Britain Betrayed Its Daughters. America Should Not Abandon Them.

The United States has long pursued its interests abroad while invoking morality to justify them, at times in good faith, and other times as a convenient mask.

The current tragedy unfolding in Great Britain is a foreign policy emergency that offers a rare and genuine moral reason to act and also advances the national interest. Yesterday's horrific "Rape Gang Inquiry" release has highlighted gross institutional failure, individual cowardice, and rampant moral depravity.

Sentencing remarks of HHJ Peter Rook QC, Central Criminal Court, Judiciary of England and Wales

The scope of this evil cannot be ignored by the United States government. But it is not only a question of morality. The practical problem is that the United States should not trust the current government of the United Kingdom.

A government that fails its own people in such spectacular fashion has demonstrated neither competence nor loyalty. The foundational promise between the governed and the government is security. And justice.

"Therefore, with justice removed, what are kingdoms but great robber-bands?" - St. Augustine, City of God , Book IV, Ch. 4

The United Kingdom's government has been measured against these accounts and found wanting.

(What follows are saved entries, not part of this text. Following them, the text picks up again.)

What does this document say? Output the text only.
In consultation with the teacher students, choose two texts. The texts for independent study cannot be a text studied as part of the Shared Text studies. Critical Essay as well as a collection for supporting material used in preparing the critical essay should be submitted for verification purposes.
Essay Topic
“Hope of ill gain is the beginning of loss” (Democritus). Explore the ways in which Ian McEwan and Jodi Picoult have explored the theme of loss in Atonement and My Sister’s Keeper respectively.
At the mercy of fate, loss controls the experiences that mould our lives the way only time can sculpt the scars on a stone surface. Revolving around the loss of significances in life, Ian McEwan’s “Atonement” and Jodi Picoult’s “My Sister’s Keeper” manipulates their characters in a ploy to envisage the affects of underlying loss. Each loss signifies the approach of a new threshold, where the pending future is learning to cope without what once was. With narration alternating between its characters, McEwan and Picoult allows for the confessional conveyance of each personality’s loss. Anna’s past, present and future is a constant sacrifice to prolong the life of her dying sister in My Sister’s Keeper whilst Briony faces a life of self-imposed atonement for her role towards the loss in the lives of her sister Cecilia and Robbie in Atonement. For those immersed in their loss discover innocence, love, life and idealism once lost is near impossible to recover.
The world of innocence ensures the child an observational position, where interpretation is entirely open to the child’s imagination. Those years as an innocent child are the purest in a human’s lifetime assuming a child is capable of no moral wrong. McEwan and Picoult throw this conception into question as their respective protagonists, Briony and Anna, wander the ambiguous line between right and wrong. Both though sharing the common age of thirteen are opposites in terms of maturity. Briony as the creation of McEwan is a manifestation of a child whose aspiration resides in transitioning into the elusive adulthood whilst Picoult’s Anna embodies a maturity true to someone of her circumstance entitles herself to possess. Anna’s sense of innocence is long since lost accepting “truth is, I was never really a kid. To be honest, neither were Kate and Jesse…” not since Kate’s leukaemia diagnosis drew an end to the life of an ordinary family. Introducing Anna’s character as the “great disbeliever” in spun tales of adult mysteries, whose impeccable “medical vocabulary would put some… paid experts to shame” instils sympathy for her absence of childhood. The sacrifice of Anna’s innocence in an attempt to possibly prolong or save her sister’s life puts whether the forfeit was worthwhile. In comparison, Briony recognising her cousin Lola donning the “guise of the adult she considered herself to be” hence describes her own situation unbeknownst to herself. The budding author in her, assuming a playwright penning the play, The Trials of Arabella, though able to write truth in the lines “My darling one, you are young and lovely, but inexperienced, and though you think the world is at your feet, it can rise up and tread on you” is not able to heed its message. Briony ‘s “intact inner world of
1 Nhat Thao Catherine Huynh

Further, a government that will not hold accountable the men who raped, sodomized, and tortured the children in its care, a government that feared political retribution more than it was enraged by the violation of its own daughters, has revealed where its institutional will actually resides.

Description of Government Data Failures, "The Rape Gang Inquiry", p. 13

A state that breaks faith with its own people on the most elemental obligation it owes them will undoubtedly break faith with an ally when the cost of loyalty rises.

This is not a question of British courage. The British soldier answered our call honorably through two decades of war, and I worked alongside the outstanding men of the Royal Marine Commandos myself. But the United States does not partner with the British rifleman. It partners with the British state.

That state has now shown us what it chooses to protect when protecting the innocent becomes inconvenient. And the rape and kidnapping of innocent British girls has only accelerated the drift between the American and British states in recent years.

Over 12,000 Brits were arrested for online comments in 2024. Free speech, the bedrock of Western culture, is now actively policed rather than protected by the British government.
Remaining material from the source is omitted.